Alfred Chan returns on General’s Delight after winning at Sha Tin.

“I suspended him for a while,” Whyte said. “He had his own ideas about a few races where I had a different idea.

“We have had a good discussion and today I can say both races were 10 out of 10 in terms of listening to instructions and riding the way he should be riding – he can ride.

“On Relentless Me, he listened to a tee. I said ‘when they slow down, you pull out and go’ and that won him the race, everyone got caught up, trapped and he pulled out and made ground around them.

“Good on him and if he continues to take advice and ride the way he did today, he will be getting a lot more support from trainers.”

Whyte has now delivered four of Chan’s 15 winners this season. His win on General’s Delight marked his first Class Two win this season and the horse’s first win in Hong Kong after arriving from Australia with a big reputation.

Alfred Chan pushes home General’s Delight at Sha Tin.

“Last start he was three-wide the whole way then he got chopped out, I don’t think anyone takes into account what a big animal he is,” Whyte said. “When you lose momentum like that, especially at the 300m, those horses struggle to pick it up again. Today the instructions were clear, go back to midfield or worse then pull him out at the top of the straight and he will give a kick.”

Whyte managed to train two of the top three in the race with Uncle Steve ($121) dashing home for third under Ben So Tik-hung.

Moreira puts on an undercard Show

While it was the first Group One day this season where Joao Moreira wasn’t front and centre in the features, the Brazilian still walked away with three winners to push his buffer over Zac Purton in the jockeys’ premiership out to three.

Moreira saluted aboard Chairman Lo, Fantastic Show and Computer Patch, with the John Size-trained Chairman Lo breaking through for his maiden win at start 15 after five seconds.

Joao Moreira wins on Computer Patch.

Fantastic Show and Richard Gibson’s Wellington entered the Class Three Vengeance Of Rain Handicap (1,400m) chasing a fourth straight win and it was Me Tsui Yu-sak’s five-year-old that prevailed.

“He’s capable and I know he is a very nice horse. In the class he’s been in lately he was always going to win if he does things correctly, but sometimes he can miss the start,” said Moreira, who was vigorous in his efforts to fire up Fantastic Show behind the gates. “Me Tsui and I discussed last start when he won, that if we were able to get him to jump out of the gates and get himself a little bit closer, he wouldn’t find it so difficult to win. I dug him up, I switched him on and he responded, he jumped out and put himself much closer than he was earlier in the season.”

Joao Moreira celebrates his win on Fantastic Show at Sha Tin.

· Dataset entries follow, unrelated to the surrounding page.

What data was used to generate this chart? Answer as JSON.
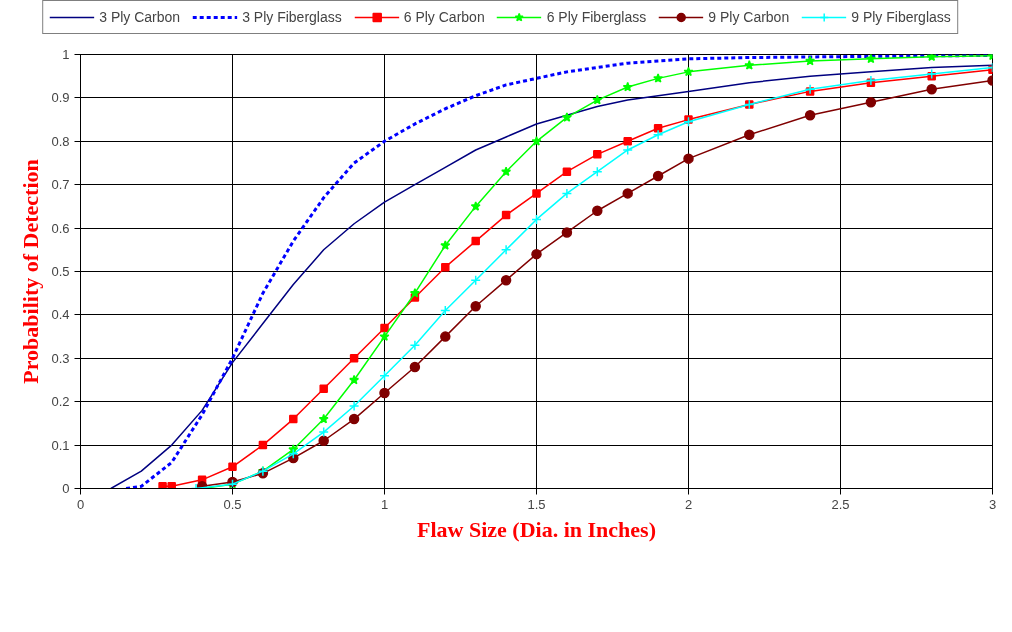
{
  "chart_data": {
    "type": "line",
    "xlabel": "Flaw Size (Dia. in Inches)",
    "ylabel": "Probability of Detection",
    "xlim": [
      0,
      3
    ],
    "ylim": [
      0,
      1
    ],
    "xticks": [
      0,
      0.5,
      1,
      1.5,
      2,
      2.5,
      3
    ],
    "yticks": [
      0,
      0.1,
      0.2,
      0.3,
      0.4,
      0.5,
      0.6,
      0.7,
      0.8,
      0.9,
      1
    ],
    "grid": true,
    "legend": "top",
    "series": [
      {
        "name": "3 Ply Carbon",
        "color": "#000080",
        "marker": "none",
        "line_style": "solid",
        "x": [
          0.1,
          0.2,
          0.3,
          0.4,
          0.5,
          0.6,
          0.7,
          0.8,
          0.9,
          1.0,
          1.1,
          1.2,
          1.3,
          1.4,
          1.5,
          1.6,
          1.7,
          1.8,
          1.9,
          2.0,
          2.2,
          2.4,
          2.6,
          2.8,
          3.0
        ],
        "values": [
          0,
          0.04,
          0.1,
          0.18,
          0.29,
          0.38,
          0.47,
          0.55,
          0.61,
          0.66,
          0.7,
          0.74,
          0.78,
          0.81,
          0.84,
          0.86,
          0.88,
          0.895,
          0.905,
          0.915,
          0.935,
          0.95,
          0.96,
          0.97,
          0.975
        ]
      },
      {
        "name": "3 Ply Fiberglass",
        "color": "#0000ff",
        "marker": "none",
        "line_style": "dotted",
        "x": [
          0.15,
          0.2,
          0.3,
          0.4,
          0.5,
          0.6,
          0.7,
          0.8,
          0.9,
          1.0,
          1.1,
          1.2,
          1.3,
          1.4,
          1.5,
          1.6,
          1.7,
          1.8,
          1.9,
          2.0,
          2.2,
          2.5,
          3.0
        ],
        "values": [
          0,
          0.005,
          0.06,
          0.17,
          0.3,
          0.45,
          0.57,
          0.67,
          0.75,
          0.8,
          0.84,
          0.875,
          0.905,
          0.93,
          0.945,
          0.96,
          0.97,
          0.98,
          0.985,
          0.99,
          0.993,
          0.995,
          0.998
        ]
      },
      {
        "name": "6 Ply Carbon",
        "color": "#ff0000",
        "marker": "square",
        "line_style": "solid",
        "x": [
          0.27,
          0.3,
          0.4,
          0.5,
          0.6,
          0.7,
          0.8,
          0.9,
          1.0,
          1.1,
          1.2,
          1.3,
          1.4,
          1.5,
          1.6,
          1.7,
          1.8,
          1.9,
          2.0,
          2.2,
          2.4,
          2.6,
          2.8,
          3.0
        ],
        "values": [
          0.005,
          0.005,
          0.02,
          0.05,
          0.1,
          0.16,
          0.23,
          0.3,
          0.37,
          0.44,
          0.51,
          0.57,
          0.63,
          0.68,
          0.73,
          0.77,
          0.8,
          0.83,
          0.85,
          0.885,
          0.915,
          0.935,
          0.95,
          0.965
        ]
      },
      {
        "name": "6 Ply Fiberglass",
        "color": "#00ff00",
        "marker": "star",
        "line_style": "solid",
        "x": [
          0.4,
          0.5,
          0.6,
          0.7,
          0.8,
          0.9,
          1.0,
          1.1,
          1.2,
          1.3,
          1.4,
          1.5,
          1.6,
          1.7,
          1.8,
          1.9,
          2.0,
          2.2,
          2.4,
          2.6,
          2.8,
          3.0
        ],
        "values": [
          0,
          0.01,
          0.04,
          0.09,
          0.16,
          0.25,
          0.35,
          0.45,
          0.56,
          0.65,
          0.73,
          0.8,
          0.855,
          0.895,
          0.925,
          0.945,
          0.96,
          0.975,
          0.985,
          0.99,
          0.995,
          0.997
        ]
      },
      {
        "name": "9 Ply Carbon",
        "color": "#800000",
        "marker": "circle",
        "line_style": "solid",
        "x": [
          0.4,
          0.5,
          0.6,
          0.7,
          0.8,
          0.9,
          1.0,
          1.1,
          1.2,
          1.3,
          1.4,
          1.5,
          1.6,
          1.7,
          1.8,
          1.9,
          2.0,
          2.2,
          2.4,
          2.6,
          2.8,
          3.0
        ],
        "values": [
          0.005,
          0.015,
          0.035,
          0.07,
          0.11,
          0.16,
          0.22,
          0.28,
          0.35,
          0.42,
          0.48,
          0.54,
          0.59,
          0.64,
          0.68,
          0.72,
          0.76,
          0.815,
          0.86,
          0.89,
          0.92,
          0.94
        ]
      },
      {
        "name": "9 Ply Fiberglass",
        "color": "#00ffff",
        "marker": "cross",
        "line_style": "solid",
        "x": [
          0.38,
          0.5,
          0.6,
          0.7,
          0.8,
          0.9,
          1.0,
          1.1,
          1.2,
          1.3,
          1.4,
          1.5,
          1.6,
          1.7,
          1.8,
          1.9,
          2.0,
          2.2,
          2.4,
          2.6,
          2.8,
          3.0
        ],
        "values": [
          0,
          0.01,
          0.04,
          0.08,
          0.13,
          0.19,
          0.26,
          0.33,
          0.41,
          0.48,
          0.55,
          0.62,
          0.68,
          0.73,
          0.78,
          0.815,
          0.845,
          0.885,
          0.92,
          0.94,
          0.955,
          0.97
        ]
      }
    ]
  }
}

Computer Patch notched his third win at start seven in the Class Two Silent Witness Handicap (1,200m), saluting as the $2.40 favourite and giving Moreira the feel of a horse who is going places.

“He’s only three years old and to win in the class that he’s in when he’s not down the bottom of the weights, only good horses do that,” he said. “He’s far off the level he is going to get to.”